First, I mentioned insertion. Insertion's runtime is all based on the linked list's implementation. If the implementation uses a tail node (doubly linked list), then insertion is just pointing the tail node to the new node and then swapping them. This should take constant time. To insert a node in a singly linked list, the structure has to go through all of the nodes until it gets to null and then appends the new node. This would obviously be in O(n) time.

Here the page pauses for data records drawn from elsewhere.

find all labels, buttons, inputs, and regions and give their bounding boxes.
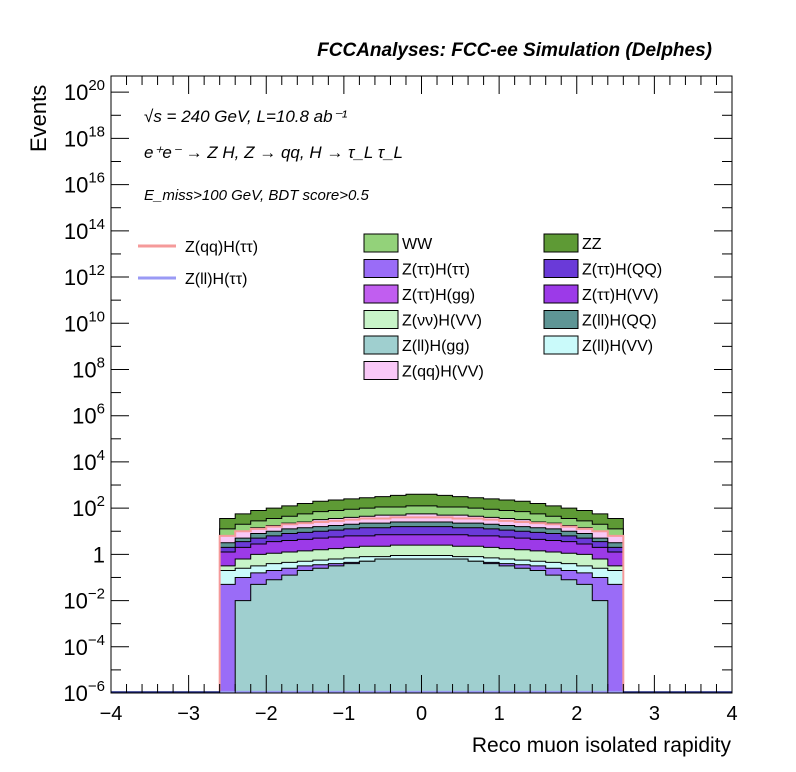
legend-swatch [543,335,579,355]
y-tick-label: 1016 [64,170,105,198]
legend-label: Z(ll)H(QQ) [582,313,657,330]
legend-swatch [363,233,399,253]
y-tick-label: 10−4 [63,632,105,660]
y-tick-label: 104 [72,447,105,475]
legend-label: WW [402,236,433,253]
legend-boxes: WW ZZ Z(ττ)H(ττ) Z(ττ)H(QQ) Z(ττ)H(gg) Z(ττ)H… [363,233,662,381]
legend-label: Z(ττ)H(gg) [402,287,475,304]
annotation-line1: √s = 240 GeV, L=10.8 ab⁻¹ [144,107,348,126]
legend-label: Z(qq)H(VV) [402,364,484,381]
legend-label: Z(νν)H(VV) [402,313,482,330]
y-tick-label: 10−6 [63,678,105,706]
legend-swatch [363,335,399,355]
y-tick-label: 1010 [64,308,105,336]
legend-swatch [543,310,579,329]
y-tick-label: 1020 [64,77,105,105]
x-tick-label: −3 [177,703,200,725]
x-tick-label: 4 [726,703,737,725]
legend-label: ZZ [582,236,602,253]
y-tick-label: 1018 [64,123,105,151]
y-tick-label: 106 [72,401,105,429]
x-tick-label: 1 [494,703,505,725]
y-tick-label: 10−2 [63,586,105,614]
legend-swatch [543,259,579,278]
x-tick-label: −4 [100,703,123,725]
legend-label: Z(ll)H(VV) [582,338,653,355]
legend-label: Z(ττ)H(ττ) [402,262,470,279]
legend-label: Z(ττ)H(QQ) [582,262,662,279]
legend-swatch [363,284,399,304]
annotation-line2: e⁺e⁻ → Z H, Z → qq, H → τ_L τ_L [144,143,403,162]
legend-swatch [363,310,399,329]
legend-swatch [363,259,399,278]
legend-swatch [543,284,579,304]
legend-line-label: Z(qq)H(ττ) [185,239,258,256]
x-tick-label: −2 [255,703,278,725]
chart-title: FCCAnalyses: FCC-ee Simulation (Delphes) [317,40,712,61]
legend-label: Z(ττ)H(VV) [582,287,659,304]
histogram-stack-layer [219,493,624,694]
y-tick-label: 102 [72,493,105,521]
y-tick-label: 1014 [64,216,105,244]
x-tick-label: 0 [416,703,427,725]
legend-swatch [543,233,579,253]
x-axis-title: Reco muon isolated rapidity [472,734,732,757]
y-tick-label: 1 [93,542,105,567]
legend-line-label: Z(ll)H(ττ) [185,271,247,288]
x-tick-label: −1 [332,703,355,725]
x-tick-label: 3 [649,703,660,725]
y-tick-label: 108 [72,354,105,382]
y-tick-label: 1012 [64,262,105,290]
annotation-line3: E_miss>100 GeV, BDT score>0.5 [144,187,369,204]
axes-layer: −4 −3 −2 −1 0 1 2 3 4 10−6 10−4 10−2 1 102 104 106 108 10… [63,76,738,725]
x-tick-label: 2 [571,703,582,725]
line-series-z-qq-h- [218,516,625,692]
bar-series-z-ll-h-gg- [219,558,624,694]
y-axis-title: Events [26,85,51,152]
legend-lines: Z(qq)H(ττ) Z(ll)H(ττ) [138,239,258,288]
legend-label: Z(ll)H(gg) [402,338,470,355]
legend-swatch [363,361,399,380]
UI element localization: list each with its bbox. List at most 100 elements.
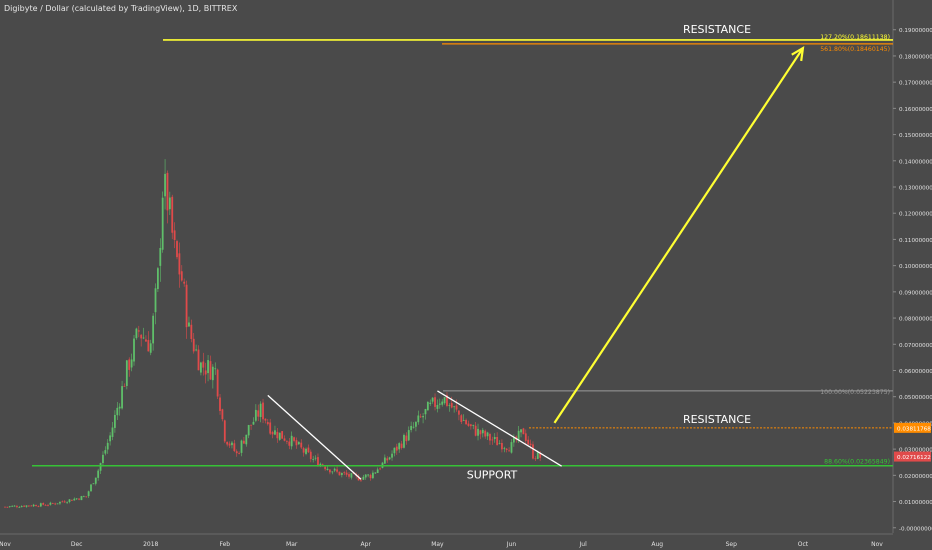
candle-body (109, 435, 112, 442)
support-label: SUPPORT (467, 469, 518, 482)
candle-body (398, 443, 401, 450)
candle-body (522, 428, 525, 435)
candle-body (501, 443, 503, 450)
candle-body (276, 431, 279, 439)
candle-body (262, 402, 264, 420)
candle-body (200, 362, 202, 373)
x-tick-label: Feb (219, 541, 230, 548)
candle-body (498, 443, 501, 445)
candle-body (152, 315, 155, 344)
candle-body (448, 404, 451, 406)
candle-body (326, 468, 329, 471)
candle-body (450, 402, 453, 408)
candle-body (403, 434, 405, 448)
y-tick-label: 0.07000000 (899, 343, 932, 349)
candle-body (278, 432, 281, 440)
candle-body (185, 284, 188, 328)
candle-body (290, 435, 293, 447)
candle-body (197, 349, 200, 371)
candle-body (453, 406, 456, 408)
candle-body (97, 470, 100, 478)
y-tick-label: 0.12000000 (899, 212, 932, 218)
candle-body (47, 504, 49, 506)
candle-body (75, 498, 78, 500)
candle-body (350, 473, 353, 478)
candles (4, 159, 542, 509)
candle-body (441, 401, 444, 405)
candle-body (324, 466, 327, 470)
candle-body (116, 407, 119, 416)
candle-body (51, 503, 54, 504)
candle-body (231, 442, 233, 446)
candle-body (145, 339, 147, 342)
candle-body (300, 442, 303, 448)
projection-arrow-shaft (553, 47, 804, 424)
candle-body (44, 504, 47, 506)
candle-body (140, 334, 143, 339)
candle-body (417, 415, 420, 423)
candle-body (424, 409, 427, 415)
candle-body (474, 425, 477, 436)
candle-body (539, 453, 542, 458)
candle-body (283, 438, 286, 441)
candle-body (333, 468, 336, 471)
candle-body (383, 457, 386, 464)
candle-body (228, 443, 231, 446)
candle-body (386, 458, 389, 461)
candle-body (348, 474, 350, 477)
candle-body (419, 416, 422, 418)
candle-body (238, 453, 241, 454)
candle-body (102, 454, 104, 464)
fib-127-label: 127.20%(0.18611138) (820, 34, 890, 41)
candle-body (30, 505, 33, 507)
candle-body (80, 496, 83, 501)
y-tick-label: 0.15000000 (899, 133, 932, 139)
candle-body (455, 405, 458, 410)
candle-body (214, 368, 217, 370)
candle-body (372, 472, 374, 479)
candle-body (434, 397, 436, 407)
candle-body (524, 433, 527, 441)
candle-body (458, 410, 460, 415)
candle-body (508, 450, 510, 452)
y-tick-label: -0.00000000 (899, 526, 932, 532)
candle-body (536, 452, 539, 459)
candle-body (111, 427, 114, 437)
candle-body (391, 453, 393, 458)
candle-body (70, 499, 73, 501)
candle-body (281, 431, 284, 439)
y-tick-label: 0.13000000 (899, 186, 932, 192)
candle-body (269, 422, 272, 434)
candle-body (159, 247, 162, 266)
candle-body (23, 505, 26, 507)
candle-body (288, 441, 291, 446)
y-tick-label: 0.02000000 (899, 474, 932, 480)
candle-body (4, 506, 6, 508)
candle-body (512, 437, 515, 443)
candle-body (226, 441, 229, 445)
current-price-badge (894, 451, 931, 462)
candle-body (137, 330, 140, 332)
candle-body (307, 447, 310, 453)
fib-561-label: 561.80%(0.18460145) (820, 46, 890, 53)
candle-body (343, 472, 346, 474)
candle-body (257, 410, 260, 417)
y-tick-label: 0.05000000 (899, 395, 932, 401)
trendline-1 (267, 394, 362, 480)
y-tick-label: 0.08000000 (899, 317, 932, 323)
candle-body (374, 472, 377, 474)
candle-body (13, 505, 16, 507)
candle-body (190, 324, 193, 339)
candle-body (78, 498, 80, 500)
candle-body (317, 457, 319, 467)
support-fib-label: 88.60%(0.02365849) (824, 459, 890, 466)
resistance-label-mid: RESISTANCE (683, 413, 751, 426)
candle-body (207, 360, 209, 374)
candle-body (176, 241, 178, 258)
candle-body (250, 424, 252, 426)
x-tick-label: May (431, 541, 444, 548)
candle-body (85, 496, 88, 498)
candle-body (254, 409, 257, 421)
x-tick-label: Oct (798, 541, 809, 548)
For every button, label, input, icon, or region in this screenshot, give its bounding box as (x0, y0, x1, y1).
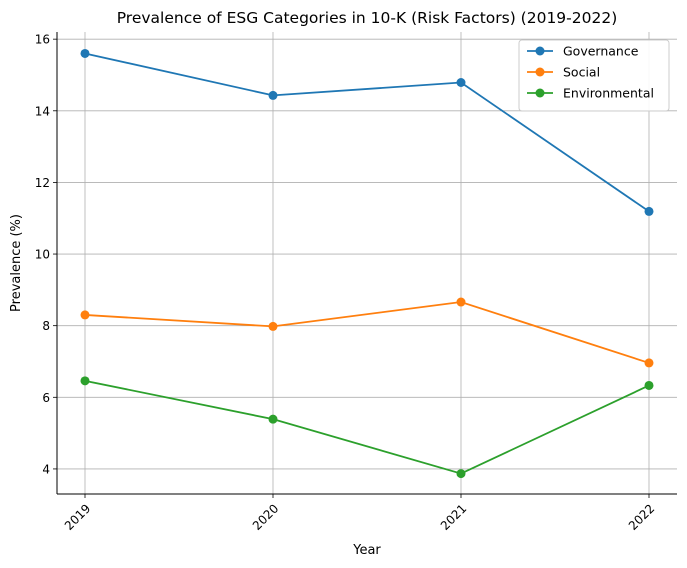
legend-marker (535, 46, 545, 56)
data-point (268, 321, 278, 331)
data-point (80, 310, 90, 320)
data-point (268, 90, 278, 100)
legend-marker (535, 88, 545, 98)
y-tick-label: 14 (35, 104, 50, 118)
y-tick-label: 6 (42, 391, 50, 405)
y-axis-ticks: 4 6 8 10 12 14 16 (35, 33, 57, 476)
legend-marker (535, 67, 545, 77)
series-line (84, 379, 650, 475)
series-environmental (80, 376, 654, 479)
data-point (456, 469, 466, 479)
legend-box (518, 39, 670, 112)
y-tick-label: 16 (35, 33, 50, 47)
legend-label: Environmental (563, 86, 654, 101)
data-point (456, 77, 466, 87)
x-axis-ticks: 2019 2020 2021 2022 (62, 494, 657, 533)
y-tick-label: 12 (35, 176, 50, 190)
x-tick-label: 2021 (438, 501, 469, 532)
data-point (644, 206, 654, 216)
x-axis-label: Year (352, 543, 381, 558)
data-point (80, 376, 90, 386)
series-layer (80, 48, 654, 479)
series-social (80, 297, 654, 368)
series-line (84, 301, 650, 364)
x-tick-label: 2020 (250, 501, 281, 532)
x-tick-label: 2022 (626, 501, 657, 532)
series-governance (80, 48, 654, 216)
x-tick-label: 2019 (62, 501, 93, 532)
y-tick-label: 10 (35, 248, 50, 262)
y-tick-label: 8 (42, 319, 50, 333)
data-point (644, 358, 654, 368)
y-tick-label: 4 (42, 462, 50, 476)
data-point (80, 48, 90, 58)
series-line (84, 52, 650, 213)
legend-label: Governance (563, 44, 639, 59)
legend-item: Social (527, 65, 600, 80)
legend: Governance Social Environmental (518, 39, 670, 112)
data-point (268, 414, 278, 424)
data-point (644, 380, 654, 390)
chart-title: Prevalence of ESG Categories in 10-K (Ri… (117, 9, 618, 27)
legend-item: Governance (527, 44, 639, 59)
legend-item: Environmental (527, 86, 654, 101)
axes (56, 32, 677, 495)
legend-label: Social (563, 65, 600, 80)
data-point (456, 297, 466, 307)
y-axis-label: Prevalence (%) (9, 214, 24, 312)
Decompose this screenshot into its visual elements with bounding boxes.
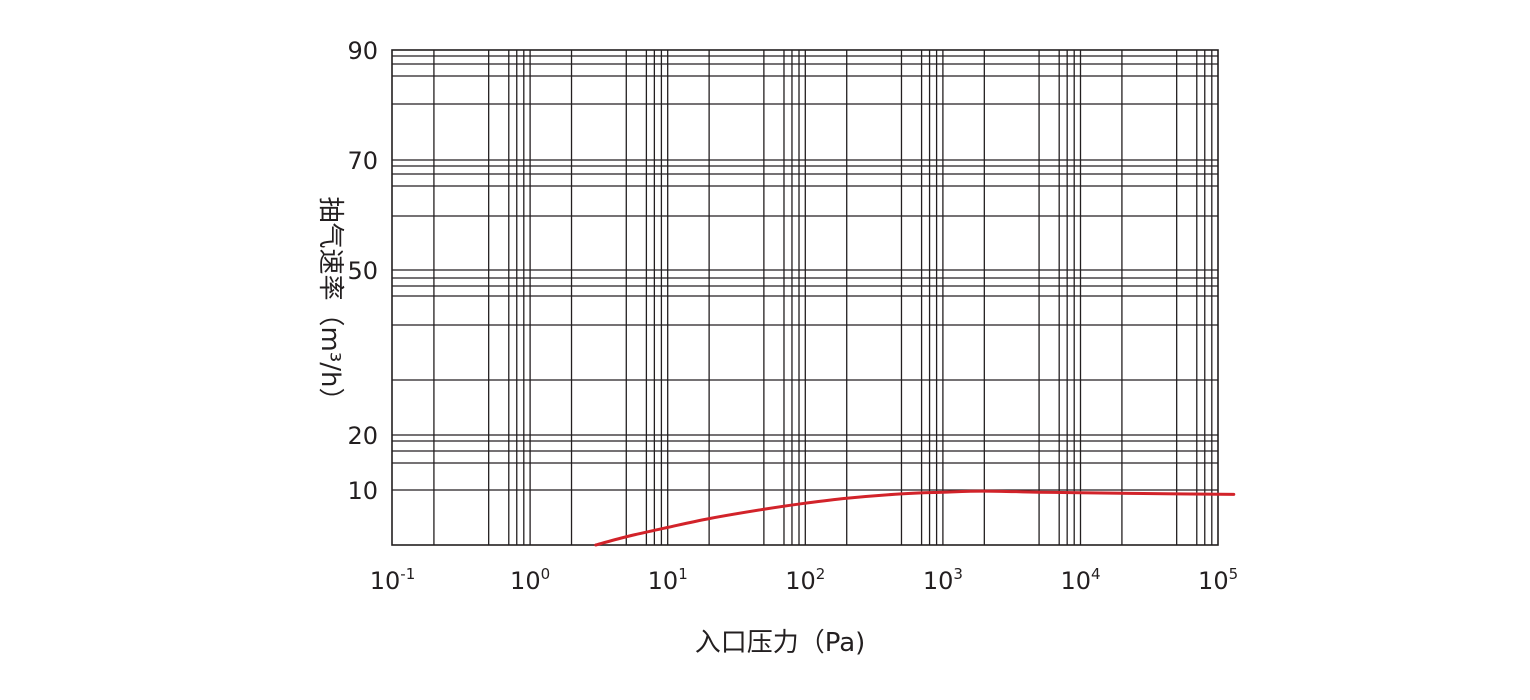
x-tick-label: 100: [510, 565, 550, 595]
x-tick-label: 10-1: [370, 565, 416, 595]
y-tick-label: 90: [347, 37, 378, 65]
x-axis-label: 入口压力（Pa): [695, 628, 866, 658]
y-tick-label: 10: [347, 477, 378, 505]
series-line: [594, 489, 1236, 547]
grid: [392, 50, 1218, 545]
y-tick-label: 20: [347, 422, 378, 450]
y-tick-label: 50: [347, 257, 378, 285]
y-tick-labels: 10 20 50 70 90: [347, 37, 378, 505]
x-tick-label: 102: [785, 565, 825, 595]
x-tick-label: 104: [1060, 565, 1100, 595]
y-tick-label: 70: [347, 147, 378, 175]
y-axis-label: 抽气速率（m³/h）: [315, 197, 345, 414]
x-tick-label: 103: [923, 565, 963, 595]
x-tick-label: 101: [648, 565, 688, 595]
x-tick-label: 105: [1198, 565, 1238, 595]
plot-frame: [391, 49, 1219, 546]
x-tick-labels: 10-1 100 101 102 103 104 105: [370, 565, 1238, 595]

Next, I mentioned deletion. Deletion's runtime is O(1) because it usually is implemented as removing the head or tail node, which would be O(1) time. To accomplish tail-end deletion, you would write a function that points the tail node's previous node's next node to NULL (say THAT 10x fast!). Though, deletion of a certain node would involve traversing to that node in the list, and then set the previous node's next node to its next node's next node. Yeah. Head hurting yet? Here's sample code on how to delete a specified value:

public Node deleteNode( Node head, int data) {
Node n = head;
if (n.data == data) {
return head.next; //Return LL without head node
}
while (n.next != null) {
if (n.next.data == data) {
n.next = n.next.next; //Delete n.next, which is the node we want
return head;
}
n = n.next;
}
return head;
}

Now, we went over a bit of searching in the code up there. If you remember, I noted that it's runtime is O(n). If you see how we traversed the linked list above, you would notice that we have to go to every node looking for a certain value. The worst case scenario in searching an n-long list for a value d is that d is at the end. That means we would have to go through the entire length of the list, which means search is dependent on the length of the list. Therefore, search is O(n).

Great, I understand how to implement one, but why?

Linked lists aren't inherently useful, themselves, but are useful in implementing other data structures. Both stacks and queues are often implemented using linked lists as their underlying structures. Also, a hash table can use a linked List to store the chain of items associated with the same hash value. Please note that these are just a few example usages of linked lists and are hardly the only use cases!

I realize I haven't implemented the entire class for a linked list, but I promise I'll upload the code soon! I'm trying to figure out how to upload code to Blogger without it looking insane, so hopefully there's a solution and it'll be up soon! Thanks for reading my first post, I hope to have many more soon!